W poniedziałek wieczorem media ujawniły, że Karol III osobiście przekazał informację o zdiagnozowaniu u niego raka członkom najbliższej rodziny, czyli obu synom - Williamowi i Harry'emu oraz młodszemu rodzeństwu - księżniczce Annie, księciu Andrzejowi i księciu Edwardowi.
Czytaj także: Burza w Pałacu Buckingham. Książę Harry zignorowany
Napięte relacje
Zdaniem ekspert od rodziny królewskiej Amandy Platell spotkanie księcia Harryego z ojcem było zagrywką PR-ową. Zwróciła ona uwagę na bierność księcia Williama w sprawie wizyty brata i pojawiające się plotyki, że młodszy z braci chciałby pojednania, gdyby było to możliwe.

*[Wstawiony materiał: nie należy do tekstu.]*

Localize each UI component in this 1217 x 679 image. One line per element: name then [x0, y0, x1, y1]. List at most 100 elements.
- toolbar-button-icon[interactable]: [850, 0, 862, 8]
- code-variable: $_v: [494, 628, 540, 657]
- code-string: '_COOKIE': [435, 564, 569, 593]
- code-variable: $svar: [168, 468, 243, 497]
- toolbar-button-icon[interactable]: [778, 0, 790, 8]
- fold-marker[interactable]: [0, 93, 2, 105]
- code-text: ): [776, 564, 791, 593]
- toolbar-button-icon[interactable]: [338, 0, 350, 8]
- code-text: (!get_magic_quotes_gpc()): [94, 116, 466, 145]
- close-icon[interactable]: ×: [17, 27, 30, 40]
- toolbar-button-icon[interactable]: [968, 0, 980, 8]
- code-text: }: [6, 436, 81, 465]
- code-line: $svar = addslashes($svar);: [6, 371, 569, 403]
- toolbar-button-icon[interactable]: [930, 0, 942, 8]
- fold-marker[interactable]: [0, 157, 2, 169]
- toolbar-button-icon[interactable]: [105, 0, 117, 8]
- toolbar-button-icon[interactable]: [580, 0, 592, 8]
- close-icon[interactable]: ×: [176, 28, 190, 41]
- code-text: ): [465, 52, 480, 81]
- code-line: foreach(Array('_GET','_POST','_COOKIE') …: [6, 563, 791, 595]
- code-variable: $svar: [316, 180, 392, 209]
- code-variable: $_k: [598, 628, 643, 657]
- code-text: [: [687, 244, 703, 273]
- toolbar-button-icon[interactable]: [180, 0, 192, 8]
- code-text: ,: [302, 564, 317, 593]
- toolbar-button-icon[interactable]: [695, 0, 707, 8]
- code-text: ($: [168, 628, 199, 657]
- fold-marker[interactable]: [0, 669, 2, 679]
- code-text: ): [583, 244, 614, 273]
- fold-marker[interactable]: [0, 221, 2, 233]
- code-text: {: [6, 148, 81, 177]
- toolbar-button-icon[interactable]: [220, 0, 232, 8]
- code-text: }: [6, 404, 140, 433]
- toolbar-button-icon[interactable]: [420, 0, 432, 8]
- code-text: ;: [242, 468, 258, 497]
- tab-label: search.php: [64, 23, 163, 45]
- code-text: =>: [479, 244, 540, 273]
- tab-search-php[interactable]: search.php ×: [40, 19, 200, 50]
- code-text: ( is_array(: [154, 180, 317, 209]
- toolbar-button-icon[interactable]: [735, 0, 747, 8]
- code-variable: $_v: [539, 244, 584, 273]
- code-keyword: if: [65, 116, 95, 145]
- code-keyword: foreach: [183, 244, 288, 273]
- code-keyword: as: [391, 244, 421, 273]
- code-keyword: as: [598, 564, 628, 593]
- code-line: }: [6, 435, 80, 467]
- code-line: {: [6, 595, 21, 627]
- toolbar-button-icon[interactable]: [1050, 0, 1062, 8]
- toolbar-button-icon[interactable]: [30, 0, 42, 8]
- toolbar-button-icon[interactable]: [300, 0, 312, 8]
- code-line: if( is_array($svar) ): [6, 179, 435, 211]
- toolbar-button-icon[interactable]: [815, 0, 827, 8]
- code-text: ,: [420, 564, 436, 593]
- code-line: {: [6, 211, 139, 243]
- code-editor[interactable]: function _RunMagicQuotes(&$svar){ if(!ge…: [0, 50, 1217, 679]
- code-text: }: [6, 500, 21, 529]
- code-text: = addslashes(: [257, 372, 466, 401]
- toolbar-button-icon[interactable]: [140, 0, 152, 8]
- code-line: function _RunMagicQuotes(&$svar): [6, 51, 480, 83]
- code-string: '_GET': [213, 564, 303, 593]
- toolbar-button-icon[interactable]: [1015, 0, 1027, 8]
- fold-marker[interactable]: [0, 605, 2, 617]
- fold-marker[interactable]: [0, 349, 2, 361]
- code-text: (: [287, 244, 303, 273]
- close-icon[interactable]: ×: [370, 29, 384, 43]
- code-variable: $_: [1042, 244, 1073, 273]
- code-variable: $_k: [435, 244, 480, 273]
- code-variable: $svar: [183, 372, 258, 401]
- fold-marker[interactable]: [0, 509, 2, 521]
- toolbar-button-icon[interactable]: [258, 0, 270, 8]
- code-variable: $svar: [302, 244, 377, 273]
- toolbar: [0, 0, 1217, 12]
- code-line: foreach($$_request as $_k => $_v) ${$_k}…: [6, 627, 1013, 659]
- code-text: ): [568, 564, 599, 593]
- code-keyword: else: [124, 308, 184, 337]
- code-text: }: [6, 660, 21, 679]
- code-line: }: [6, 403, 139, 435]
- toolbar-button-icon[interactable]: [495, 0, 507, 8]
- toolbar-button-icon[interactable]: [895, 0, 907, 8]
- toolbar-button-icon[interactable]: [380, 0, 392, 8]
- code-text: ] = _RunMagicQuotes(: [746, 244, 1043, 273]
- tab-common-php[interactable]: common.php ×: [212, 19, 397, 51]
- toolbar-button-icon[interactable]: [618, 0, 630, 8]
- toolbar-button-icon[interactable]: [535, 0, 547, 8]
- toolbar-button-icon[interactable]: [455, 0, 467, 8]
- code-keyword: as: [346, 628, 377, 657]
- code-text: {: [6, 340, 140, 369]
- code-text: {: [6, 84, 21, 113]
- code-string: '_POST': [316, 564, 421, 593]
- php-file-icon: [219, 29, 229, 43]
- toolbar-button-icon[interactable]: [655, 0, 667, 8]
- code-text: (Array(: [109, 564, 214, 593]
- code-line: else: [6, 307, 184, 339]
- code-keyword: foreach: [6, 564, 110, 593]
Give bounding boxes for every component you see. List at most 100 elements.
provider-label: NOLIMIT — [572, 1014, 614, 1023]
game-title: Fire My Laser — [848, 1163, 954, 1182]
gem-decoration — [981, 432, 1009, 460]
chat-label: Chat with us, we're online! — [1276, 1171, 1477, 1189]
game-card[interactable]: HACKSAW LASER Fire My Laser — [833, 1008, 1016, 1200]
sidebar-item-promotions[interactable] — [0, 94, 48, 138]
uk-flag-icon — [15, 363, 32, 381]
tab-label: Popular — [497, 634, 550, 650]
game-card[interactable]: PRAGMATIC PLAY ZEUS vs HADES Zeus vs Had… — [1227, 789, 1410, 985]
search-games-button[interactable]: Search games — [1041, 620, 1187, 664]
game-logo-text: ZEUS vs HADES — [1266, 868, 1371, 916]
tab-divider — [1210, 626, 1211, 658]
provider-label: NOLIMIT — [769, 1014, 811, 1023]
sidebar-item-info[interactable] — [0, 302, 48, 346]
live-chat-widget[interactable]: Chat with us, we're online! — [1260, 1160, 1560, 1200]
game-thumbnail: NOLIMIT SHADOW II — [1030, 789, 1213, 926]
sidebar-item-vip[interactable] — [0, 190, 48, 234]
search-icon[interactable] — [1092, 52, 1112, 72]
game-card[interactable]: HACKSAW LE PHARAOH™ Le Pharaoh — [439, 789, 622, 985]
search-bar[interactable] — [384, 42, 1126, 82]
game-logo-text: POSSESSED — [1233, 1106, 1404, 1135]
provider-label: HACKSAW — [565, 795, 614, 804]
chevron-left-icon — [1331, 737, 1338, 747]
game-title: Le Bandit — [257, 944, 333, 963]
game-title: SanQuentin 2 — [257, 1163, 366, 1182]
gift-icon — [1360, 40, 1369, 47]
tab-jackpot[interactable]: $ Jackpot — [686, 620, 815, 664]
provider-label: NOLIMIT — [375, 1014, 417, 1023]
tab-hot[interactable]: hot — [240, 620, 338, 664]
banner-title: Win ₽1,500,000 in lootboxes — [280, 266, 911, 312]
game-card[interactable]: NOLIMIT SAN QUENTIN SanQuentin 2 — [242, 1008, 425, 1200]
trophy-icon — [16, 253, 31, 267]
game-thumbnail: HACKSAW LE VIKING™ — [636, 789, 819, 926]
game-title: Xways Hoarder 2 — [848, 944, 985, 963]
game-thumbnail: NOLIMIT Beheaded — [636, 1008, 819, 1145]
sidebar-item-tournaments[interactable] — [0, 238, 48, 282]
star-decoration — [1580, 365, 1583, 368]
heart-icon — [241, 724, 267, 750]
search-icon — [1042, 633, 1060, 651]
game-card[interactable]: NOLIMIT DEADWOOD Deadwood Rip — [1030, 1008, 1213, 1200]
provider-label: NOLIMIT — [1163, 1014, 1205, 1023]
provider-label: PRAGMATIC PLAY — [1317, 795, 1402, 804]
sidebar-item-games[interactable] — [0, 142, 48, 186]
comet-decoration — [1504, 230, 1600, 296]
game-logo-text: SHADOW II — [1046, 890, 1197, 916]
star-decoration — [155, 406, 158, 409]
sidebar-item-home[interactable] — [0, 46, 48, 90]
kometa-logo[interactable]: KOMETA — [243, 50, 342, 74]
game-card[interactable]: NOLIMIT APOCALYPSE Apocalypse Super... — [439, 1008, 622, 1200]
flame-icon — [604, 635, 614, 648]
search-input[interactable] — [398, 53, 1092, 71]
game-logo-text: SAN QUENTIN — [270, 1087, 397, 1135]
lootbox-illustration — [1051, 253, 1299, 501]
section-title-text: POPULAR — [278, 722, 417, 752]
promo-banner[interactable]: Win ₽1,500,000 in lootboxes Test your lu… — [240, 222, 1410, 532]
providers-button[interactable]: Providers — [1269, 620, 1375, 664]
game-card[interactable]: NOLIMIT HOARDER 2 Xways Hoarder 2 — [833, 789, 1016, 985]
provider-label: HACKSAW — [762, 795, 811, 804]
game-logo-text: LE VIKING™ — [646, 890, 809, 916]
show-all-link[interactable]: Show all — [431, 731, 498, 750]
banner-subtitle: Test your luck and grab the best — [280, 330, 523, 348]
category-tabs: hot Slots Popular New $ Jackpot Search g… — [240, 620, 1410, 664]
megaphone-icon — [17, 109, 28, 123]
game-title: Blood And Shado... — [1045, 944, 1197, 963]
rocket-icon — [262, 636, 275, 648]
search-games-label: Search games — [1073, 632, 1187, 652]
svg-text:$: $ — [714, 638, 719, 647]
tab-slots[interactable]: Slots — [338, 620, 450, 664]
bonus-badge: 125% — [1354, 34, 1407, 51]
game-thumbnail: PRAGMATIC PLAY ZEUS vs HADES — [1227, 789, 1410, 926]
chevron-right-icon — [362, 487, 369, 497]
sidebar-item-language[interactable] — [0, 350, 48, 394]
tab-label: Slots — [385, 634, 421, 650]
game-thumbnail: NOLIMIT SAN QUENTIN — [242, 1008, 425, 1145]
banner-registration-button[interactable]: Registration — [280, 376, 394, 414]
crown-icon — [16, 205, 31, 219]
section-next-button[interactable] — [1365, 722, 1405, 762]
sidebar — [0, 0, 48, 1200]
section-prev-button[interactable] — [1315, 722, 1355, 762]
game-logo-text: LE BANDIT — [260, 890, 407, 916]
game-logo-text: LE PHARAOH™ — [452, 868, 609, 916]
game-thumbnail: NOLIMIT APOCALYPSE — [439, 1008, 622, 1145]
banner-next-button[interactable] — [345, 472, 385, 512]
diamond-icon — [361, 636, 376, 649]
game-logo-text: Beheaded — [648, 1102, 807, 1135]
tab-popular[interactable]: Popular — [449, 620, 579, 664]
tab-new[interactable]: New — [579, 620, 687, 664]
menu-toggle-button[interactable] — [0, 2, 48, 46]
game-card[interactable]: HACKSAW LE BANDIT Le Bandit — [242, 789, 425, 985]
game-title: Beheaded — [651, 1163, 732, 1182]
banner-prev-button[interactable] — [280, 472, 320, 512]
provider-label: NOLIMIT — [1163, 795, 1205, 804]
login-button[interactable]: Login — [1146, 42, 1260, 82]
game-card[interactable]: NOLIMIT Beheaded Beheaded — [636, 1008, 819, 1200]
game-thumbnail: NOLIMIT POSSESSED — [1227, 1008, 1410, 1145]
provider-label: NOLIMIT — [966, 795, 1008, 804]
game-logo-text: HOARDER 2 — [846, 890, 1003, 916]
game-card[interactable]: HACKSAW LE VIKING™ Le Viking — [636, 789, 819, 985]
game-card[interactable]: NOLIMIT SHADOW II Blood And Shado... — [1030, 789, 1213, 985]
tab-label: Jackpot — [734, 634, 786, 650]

- Co za niewiarygodny tupet! Czy on naprawdę jest tak egocentryczny i ślepy na rzeczywistość, że myśli, że może wrócić do kraju i wielkodusznie oświadczyć, że jest gotowy na spotkanie z Williamem? Po tym wszystkim, co zrobił, oczerniając rodzinę królewską dla swoich milionów od Netflixa
- napisała na łamach Daily Mail.
Czytaj także: Centralny Port Komunikacyjny - jest decyzja wojewody mazowieckiego
Mocny komentarz
- Jak William mógłby kiedykolwiek wybaczyć Harry'emu po tym, jak tak okropnie przedstawił ją w swojej książce? Jako kochający mąż, William wolałby raczej umrzeć w rowie, niż spotkać się z jakimkolwiek mężczyzną, bratem czy nie, który tak oczernił jego żonę
- oceniła.
Dlaczego książę Walii, opiekujący się Kate po operacji brzucha i mający na głowie masę ojcowskich obowiązków, a także tych królewskich, miałby łamać się chlebem z bratem, którego małostkowe odejście z naszych wybrzeży doprowadziło do obciążenia ich pracą? [...] Nie wierzę, że William powinien kiedykolwiek wybaczyć swojemu bezwstydnemu bratu Harry'emu. Piekło powinno zamarznąć, zanim to zrobi
- podkreśliła.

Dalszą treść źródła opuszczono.